Determination of kinetic parameters for the water–gas shift reaction on copper catalysts under realistic conditions for fuel cell applications

• Published in: Journal of catalysis Vol. 217; no. 1; pp. 233 - 239
• Main Authors: Koryabkina, N.A., Phatak, A.A., Ruettinger, W.F., Farrauto, R.J., Ribeiro, F.H.
• Format: Journal Article
• Language: English
• Published: Amsterdam Elsevier Inc 01.07.2003; Elsevier
• Subjects: Catalysis; Catalytic reactions; Chemistry; Effect of ceria; Exact sciences and technology; General and physical chemistry; Kinetics; Rate; Reaction order; Theory of reactions, general kinetics. Catalysis. Nomenclature, chemical documentation, computer chemistry; Water–gas shift (WGS) reaction on Cu; Effect of ceria; Kinetics; Water–gas shift (WGS) reaction on Cu; Reaction order; Rate; Heterogeneous catalysis; Water gas; Kinetic parameter; Copper; Application; Catalyst; Fuel cell; Water-gas shift (WGS) reaction on Cu
• ISSN: 0021-9517; 1090-2694
• DOI: 10.1016/S0021-9517(03)00050-2

The kinetic parameters for water–gas shift reaction on Cu-based catalysts were measured under fuel reformer conditions for fuel cell applications (7% CO, 8.5% CO 2, 22% H 2O, 37% H 2, and 25% Ar) at 1 atm total pressure and temperature in the range of 200 °C. The rate per unit of Cu surface area at the stated concentrations was 0.8×10 −6 mol m −2 s −1 at 200 °C. The overall reaction rate as a function of the forward rate ( r f) is r= r f(1− β), where r f= k f[CO] 0.8[H 2O] 0.8[CO 2] −0.7[H 2] −0.8, k f is the forward rate constant, β=([CO 2][H 2])/( K[CO][H 2O]) is the approach to equilibrium, and K is the equilibrium constant for the water–gas shift reaction.

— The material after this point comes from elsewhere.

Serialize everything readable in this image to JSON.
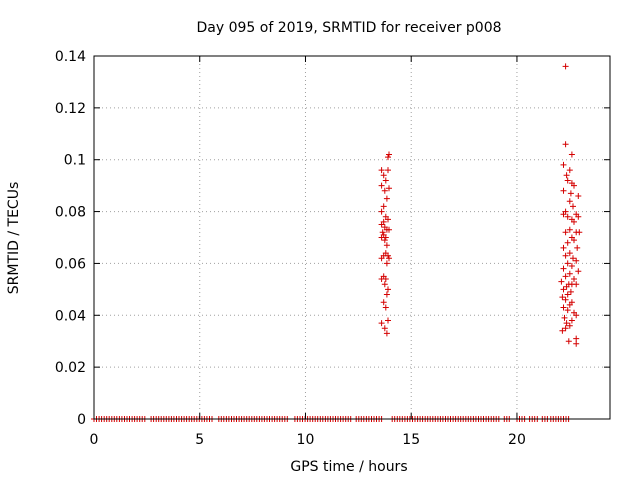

This expression indicates a strong inhibition on the forward rate by H 2 and CO 2. When ceria was added to the catalyst, it decreased the Cu surface area and did not increase the rate per unit of Cu surface area, suggesting that ceria is not a promoter. The addition of ZnO did not increase the rate per unit of Cu surface area either. Thus, Cu is the active site for catalysis. It was proposed that the kinetics can be explained based on the “Redox” mechanism with CO∗+ O∗⇄ CO 2∗+ ∗ as the rate-determining step.